Nach dem Gerichtsprozess fiel dem ehemaligen Chefinspektor ein großer Stein vom Herzen. Seinen alten Job bekam er trotzdem nicht zurück. Stattdessen wurden ihm Dienstpflichtverletzungen vorgeworfen. Während diverser Disziplinarverfahren sah er sich mit insgesamt 40 Vorwürfen konfrontiert. „Allesamt waren haltlos. Es erging kein einziger Schuldspruch. Deshalb habe ich auch mit einer Rehabilitation meines Mandanten gerechnet“, erinnert sich der Feldkircher Anwalt.

Am 1. Jänner 2012 wurde Rauch dann zur Polizeiinspektion Bregenz versetzt. „Er wurde also nicht rehabilitiert, sondern zum Streifenpolizisten degradiert“, bringt es Mennel auf den Punkt.

Versetzung rechtswidrig

Der Anwalt legte Berufung gegen die Versetzung ein und bekam vor wenigen Tagen recht. Die Berufungskommission des Bundeskanzleramts erklärte den Versetzungsbescheid für inhaltlich rechtswidrig. „Damit ist Werner Rauch automatisch wieder Chefinspektor und als Fachbereichsleiter tätig“, zeigt sich Mennel mit dem vorläufigen Ende der zweijährigen Leidenszeit zufrieden.
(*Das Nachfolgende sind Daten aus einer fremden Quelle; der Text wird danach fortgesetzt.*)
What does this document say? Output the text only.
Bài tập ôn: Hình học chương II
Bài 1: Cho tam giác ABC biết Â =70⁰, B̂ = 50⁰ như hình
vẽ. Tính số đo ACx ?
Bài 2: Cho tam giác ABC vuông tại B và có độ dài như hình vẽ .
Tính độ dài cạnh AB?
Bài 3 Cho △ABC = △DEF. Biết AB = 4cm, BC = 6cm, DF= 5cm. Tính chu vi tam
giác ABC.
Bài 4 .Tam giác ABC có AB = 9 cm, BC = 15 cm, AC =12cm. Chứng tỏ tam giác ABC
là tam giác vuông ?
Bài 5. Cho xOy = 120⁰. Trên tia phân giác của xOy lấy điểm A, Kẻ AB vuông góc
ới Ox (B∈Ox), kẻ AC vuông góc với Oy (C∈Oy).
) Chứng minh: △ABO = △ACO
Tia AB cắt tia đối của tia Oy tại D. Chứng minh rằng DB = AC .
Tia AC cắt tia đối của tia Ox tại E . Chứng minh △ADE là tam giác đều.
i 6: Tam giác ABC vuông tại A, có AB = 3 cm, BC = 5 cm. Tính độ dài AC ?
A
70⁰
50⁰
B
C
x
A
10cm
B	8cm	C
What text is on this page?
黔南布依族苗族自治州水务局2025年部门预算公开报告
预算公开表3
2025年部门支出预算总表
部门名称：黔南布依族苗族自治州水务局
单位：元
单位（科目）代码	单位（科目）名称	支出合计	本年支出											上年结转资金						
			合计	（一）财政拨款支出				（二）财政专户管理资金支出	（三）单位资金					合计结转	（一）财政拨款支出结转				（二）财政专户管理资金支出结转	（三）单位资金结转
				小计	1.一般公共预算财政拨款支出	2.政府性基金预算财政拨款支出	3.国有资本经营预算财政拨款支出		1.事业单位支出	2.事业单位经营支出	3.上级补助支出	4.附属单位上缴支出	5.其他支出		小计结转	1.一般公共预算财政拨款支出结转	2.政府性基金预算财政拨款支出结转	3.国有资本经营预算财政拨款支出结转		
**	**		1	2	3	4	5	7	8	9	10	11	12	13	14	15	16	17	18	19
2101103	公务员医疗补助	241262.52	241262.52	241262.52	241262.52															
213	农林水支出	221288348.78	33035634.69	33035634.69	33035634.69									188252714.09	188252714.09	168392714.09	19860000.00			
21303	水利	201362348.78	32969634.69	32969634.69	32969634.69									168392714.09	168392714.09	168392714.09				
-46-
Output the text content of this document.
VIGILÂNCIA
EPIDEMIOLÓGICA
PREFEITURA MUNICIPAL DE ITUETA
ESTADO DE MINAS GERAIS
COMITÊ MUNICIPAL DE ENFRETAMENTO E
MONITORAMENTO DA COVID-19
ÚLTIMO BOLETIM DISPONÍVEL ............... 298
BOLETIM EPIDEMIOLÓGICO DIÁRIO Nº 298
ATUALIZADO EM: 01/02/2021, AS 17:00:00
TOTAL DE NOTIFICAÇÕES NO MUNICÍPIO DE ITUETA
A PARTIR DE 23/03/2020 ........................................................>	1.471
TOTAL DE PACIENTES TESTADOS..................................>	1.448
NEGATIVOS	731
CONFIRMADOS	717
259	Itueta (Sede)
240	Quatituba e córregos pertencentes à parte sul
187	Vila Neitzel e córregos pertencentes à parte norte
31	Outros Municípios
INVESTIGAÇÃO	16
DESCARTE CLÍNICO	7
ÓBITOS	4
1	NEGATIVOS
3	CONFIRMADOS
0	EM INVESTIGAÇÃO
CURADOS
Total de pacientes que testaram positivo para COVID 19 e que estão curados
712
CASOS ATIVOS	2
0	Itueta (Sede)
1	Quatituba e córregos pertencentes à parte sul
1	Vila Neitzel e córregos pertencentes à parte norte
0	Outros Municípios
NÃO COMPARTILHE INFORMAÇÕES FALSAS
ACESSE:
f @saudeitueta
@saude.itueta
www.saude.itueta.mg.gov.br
Nun liegt die Entscheidung über Rauchs weitere Zukunft wieder beim Landespolizeikommando.

Alles ist möglich

Da das Verfahren noch nicht gänzlich abgeschlossen ist, könne sich Landespolizeikommandant Siegbert Denz derzeit nicht zu dem Vorfall äußern. „Ich obliege so lange der Amtsverschwiegenheit“, erklärt er auf VN-Nachfrage. Und ob Rauch seinen wiedergewonnenen Arbeitsplatz nun behalten darf? „Das ist derzeit noch offen“, erklärt Denz kurz.